Of course the nurse related the whole affair to Helen when she arrived.
"'Experiment,' he said. How extraordinary!" exclaimed the nurse, who was still more astounded when Helen gave an outcry of joy and, leaning over, puckered her lips and uttered a sharp whistle—which was one of her accomplishments—in Phil's ear.
Here was real test! No imagination about this, if he had heard. She drew back, quivering with suspense. Phil was wiggling his foot almost violently for his pad and pencil.
"Did somebody whistle in my ear?" he asked.
"I did! I did!" she repeated wildly, as she wrote her reply.
"They said it was imagination"—she knew who "they" were, those "Boches" of nerve-devils.
"Score one for the Allies!" she wrote on his arm. "I'm off to tell Mr. Ears!"
The Great Man came swinging along the gravel path, half running to keep up with Helen. After the scientific test which he promptly applied he felt as triumphant as a brigadier who had taken the first line trenches on a front of a thousand yards in the Ypres salient.
"Only a question of time, he says," Helen wrote.
"Hurrah!" Phil replied. "If anybody has a steam siren handy and blew it in my ear it would be all the more comforting."
"Soon I shall not have to write on your arm any more," she told him.
"That will be odd."
"Yes, very!" she said.
Mr.
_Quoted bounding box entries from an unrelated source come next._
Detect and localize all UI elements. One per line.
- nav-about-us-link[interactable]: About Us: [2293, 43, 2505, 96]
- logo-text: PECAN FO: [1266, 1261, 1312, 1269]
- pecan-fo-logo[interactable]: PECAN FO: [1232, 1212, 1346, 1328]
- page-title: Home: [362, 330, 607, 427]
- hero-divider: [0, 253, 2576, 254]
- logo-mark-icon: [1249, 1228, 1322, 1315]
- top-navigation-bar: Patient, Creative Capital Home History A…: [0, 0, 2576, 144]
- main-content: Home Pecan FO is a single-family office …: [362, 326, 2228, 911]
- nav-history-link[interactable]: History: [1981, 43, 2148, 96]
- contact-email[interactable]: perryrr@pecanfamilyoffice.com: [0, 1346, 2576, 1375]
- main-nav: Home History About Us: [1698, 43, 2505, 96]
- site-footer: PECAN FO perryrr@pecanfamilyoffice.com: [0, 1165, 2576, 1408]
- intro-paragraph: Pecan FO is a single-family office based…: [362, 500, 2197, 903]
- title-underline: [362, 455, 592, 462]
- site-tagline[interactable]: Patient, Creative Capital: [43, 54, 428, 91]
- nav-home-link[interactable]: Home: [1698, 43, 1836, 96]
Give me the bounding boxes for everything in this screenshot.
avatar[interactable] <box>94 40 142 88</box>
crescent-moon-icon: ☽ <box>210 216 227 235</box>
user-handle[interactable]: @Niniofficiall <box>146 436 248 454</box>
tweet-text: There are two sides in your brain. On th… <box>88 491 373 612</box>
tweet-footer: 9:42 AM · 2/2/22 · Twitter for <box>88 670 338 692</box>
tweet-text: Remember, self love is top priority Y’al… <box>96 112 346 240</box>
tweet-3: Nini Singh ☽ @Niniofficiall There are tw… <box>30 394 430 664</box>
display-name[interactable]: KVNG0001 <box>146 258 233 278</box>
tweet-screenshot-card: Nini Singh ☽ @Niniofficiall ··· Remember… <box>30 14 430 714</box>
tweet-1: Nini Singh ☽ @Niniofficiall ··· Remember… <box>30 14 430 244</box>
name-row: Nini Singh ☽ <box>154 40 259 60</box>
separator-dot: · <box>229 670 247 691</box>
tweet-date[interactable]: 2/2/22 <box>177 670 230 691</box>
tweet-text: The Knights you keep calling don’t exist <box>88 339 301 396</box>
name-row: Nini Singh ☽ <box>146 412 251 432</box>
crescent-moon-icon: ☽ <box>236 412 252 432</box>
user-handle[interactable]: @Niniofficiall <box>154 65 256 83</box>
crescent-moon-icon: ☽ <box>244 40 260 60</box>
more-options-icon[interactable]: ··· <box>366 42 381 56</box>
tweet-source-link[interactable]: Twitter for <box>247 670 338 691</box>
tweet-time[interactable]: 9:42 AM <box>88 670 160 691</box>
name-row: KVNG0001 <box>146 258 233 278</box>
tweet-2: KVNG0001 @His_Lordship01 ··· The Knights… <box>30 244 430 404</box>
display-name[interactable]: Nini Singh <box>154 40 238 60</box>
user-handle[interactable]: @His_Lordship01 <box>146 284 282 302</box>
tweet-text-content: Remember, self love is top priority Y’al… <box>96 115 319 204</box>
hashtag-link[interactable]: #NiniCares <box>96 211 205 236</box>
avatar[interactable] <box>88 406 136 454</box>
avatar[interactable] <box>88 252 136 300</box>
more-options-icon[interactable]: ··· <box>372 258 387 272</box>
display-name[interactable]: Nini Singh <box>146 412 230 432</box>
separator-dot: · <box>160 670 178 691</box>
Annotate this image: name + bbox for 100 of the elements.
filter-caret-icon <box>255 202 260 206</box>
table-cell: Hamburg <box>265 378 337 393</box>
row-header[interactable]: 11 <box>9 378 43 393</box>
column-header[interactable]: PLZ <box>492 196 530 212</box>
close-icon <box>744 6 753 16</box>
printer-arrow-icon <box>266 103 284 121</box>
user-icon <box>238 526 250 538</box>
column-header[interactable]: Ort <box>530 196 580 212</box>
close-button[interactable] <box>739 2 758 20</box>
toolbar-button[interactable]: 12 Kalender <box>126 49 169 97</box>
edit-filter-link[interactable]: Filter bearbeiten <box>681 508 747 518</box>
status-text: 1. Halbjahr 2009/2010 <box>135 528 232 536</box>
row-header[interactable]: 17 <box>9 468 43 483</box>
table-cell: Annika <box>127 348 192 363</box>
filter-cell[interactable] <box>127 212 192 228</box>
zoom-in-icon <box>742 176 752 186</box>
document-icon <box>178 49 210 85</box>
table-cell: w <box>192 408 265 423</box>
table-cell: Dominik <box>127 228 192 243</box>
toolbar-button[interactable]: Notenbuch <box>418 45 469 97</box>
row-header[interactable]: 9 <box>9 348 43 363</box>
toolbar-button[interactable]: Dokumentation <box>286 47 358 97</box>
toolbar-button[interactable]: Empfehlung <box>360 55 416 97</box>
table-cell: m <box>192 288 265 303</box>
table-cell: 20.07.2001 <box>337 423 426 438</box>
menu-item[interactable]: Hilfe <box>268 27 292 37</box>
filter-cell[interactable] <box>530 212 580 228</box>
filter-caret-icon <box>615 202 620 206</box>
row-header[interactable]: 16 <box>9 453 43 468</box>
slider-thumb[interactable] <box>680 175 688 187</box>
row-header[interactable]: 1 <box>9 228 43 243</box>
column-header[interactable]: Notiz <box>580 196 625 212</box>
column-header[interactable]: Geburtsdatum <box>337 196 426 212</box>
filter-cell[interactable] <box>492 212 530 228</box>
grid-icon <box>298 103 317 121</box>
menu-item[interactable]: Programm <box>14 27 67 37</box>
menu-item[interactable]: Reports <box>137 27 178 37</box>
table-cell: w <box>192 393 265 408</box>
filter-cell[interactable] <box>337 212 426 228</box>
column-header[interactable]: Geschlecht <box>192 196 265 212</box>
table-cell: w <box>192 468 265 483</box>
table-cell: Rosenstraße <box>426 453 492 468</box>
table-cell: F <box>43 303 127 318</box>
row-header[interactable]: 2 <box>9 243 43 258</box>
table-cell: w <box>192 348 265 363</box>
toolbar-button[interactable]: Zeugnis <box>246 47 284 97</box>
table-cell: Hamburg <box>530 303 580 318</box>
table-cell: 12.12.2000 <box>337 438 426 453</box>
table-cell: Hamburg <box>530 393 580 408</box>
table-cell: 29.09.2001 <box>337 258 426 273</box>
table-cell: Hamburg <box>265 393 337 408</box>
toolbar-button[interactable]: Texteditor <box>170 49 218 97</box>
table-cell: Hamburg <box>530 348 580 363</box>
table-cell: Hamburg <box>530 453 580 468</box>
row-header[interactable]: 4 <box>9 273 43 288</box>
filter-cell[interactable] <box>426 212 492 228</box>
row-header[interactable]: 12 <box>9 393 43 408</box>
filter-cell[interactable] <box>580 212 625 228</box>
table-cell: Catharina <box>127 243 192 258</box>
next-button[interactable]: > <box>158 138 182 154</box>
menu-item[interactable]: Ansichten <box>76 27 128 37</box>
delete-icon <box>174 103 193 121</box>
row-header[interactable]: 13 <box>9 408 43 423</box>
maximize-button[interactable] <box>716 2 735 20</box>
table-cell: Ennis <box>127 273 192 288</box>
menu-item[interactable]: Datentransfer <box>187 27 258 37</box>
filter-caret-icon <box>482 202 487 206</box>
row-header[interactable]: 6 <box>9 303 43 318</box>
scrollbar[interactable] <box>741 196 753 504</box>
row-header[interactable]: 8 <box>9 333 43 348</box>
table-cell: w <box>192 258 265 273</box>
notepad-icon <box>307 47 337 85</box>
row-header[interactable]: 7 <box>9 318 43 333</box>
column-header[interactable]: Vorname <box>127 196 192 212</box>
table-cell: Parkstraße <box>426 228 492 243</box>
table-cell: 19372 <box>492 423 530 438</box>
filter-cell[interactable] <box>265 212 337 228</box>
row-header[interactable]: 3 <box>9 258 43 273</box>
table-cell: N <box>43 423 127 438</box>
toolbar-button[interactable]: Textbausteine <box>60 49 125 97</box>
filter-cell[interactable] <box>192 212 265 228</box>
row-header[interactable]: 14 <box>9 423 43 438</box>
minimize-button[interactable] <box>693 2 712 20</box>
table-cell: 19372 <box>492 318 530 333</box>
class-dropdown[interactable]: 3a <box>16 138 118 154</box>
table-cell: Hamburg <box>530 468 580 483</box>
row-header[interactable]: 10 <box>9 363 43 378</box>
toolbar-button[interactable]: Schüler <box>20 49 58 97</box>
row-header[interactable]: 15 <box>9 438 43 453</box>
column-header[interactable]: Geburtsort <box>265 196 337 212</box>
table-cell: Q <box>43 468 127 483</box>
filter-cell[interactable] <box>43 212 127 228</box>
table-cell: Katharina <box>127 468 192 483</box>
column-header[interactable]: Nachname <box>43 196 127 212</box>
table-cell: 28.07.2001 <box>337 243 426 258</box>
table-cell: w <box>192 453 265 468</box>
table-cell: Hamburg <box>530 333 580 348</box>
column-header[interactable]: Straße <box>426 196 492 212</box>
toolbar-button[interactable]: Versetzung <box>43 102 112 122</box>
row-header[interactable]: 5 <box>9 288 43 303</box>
Ears had gone to tell Bricktop, who said that it would hearten Phil for the operation the next day and then despatched a messenger to the parents and Peter Smithers. The news travelled fast about the hospital. It was across the street with the Trucklefords in half an hour.
"Clever of him, wasn't it, dropping the tray?" said Lady Violet. "And so American!"
Of course the Truckleford lot had met Peter Smithers by this time. He and the Sanfords had even had tea over there on the primary invitation of Henriette, renewed unanimously by all present. He was a card, this dry American worth three millions, which were to go to that poor fellow struggling to become a whole human being again without yet knowing that he was to be the heir. Phil's case took on fresh interest. So he could hear a little! And the big operation was to-morrow! If that should succeed and he should recover his sight!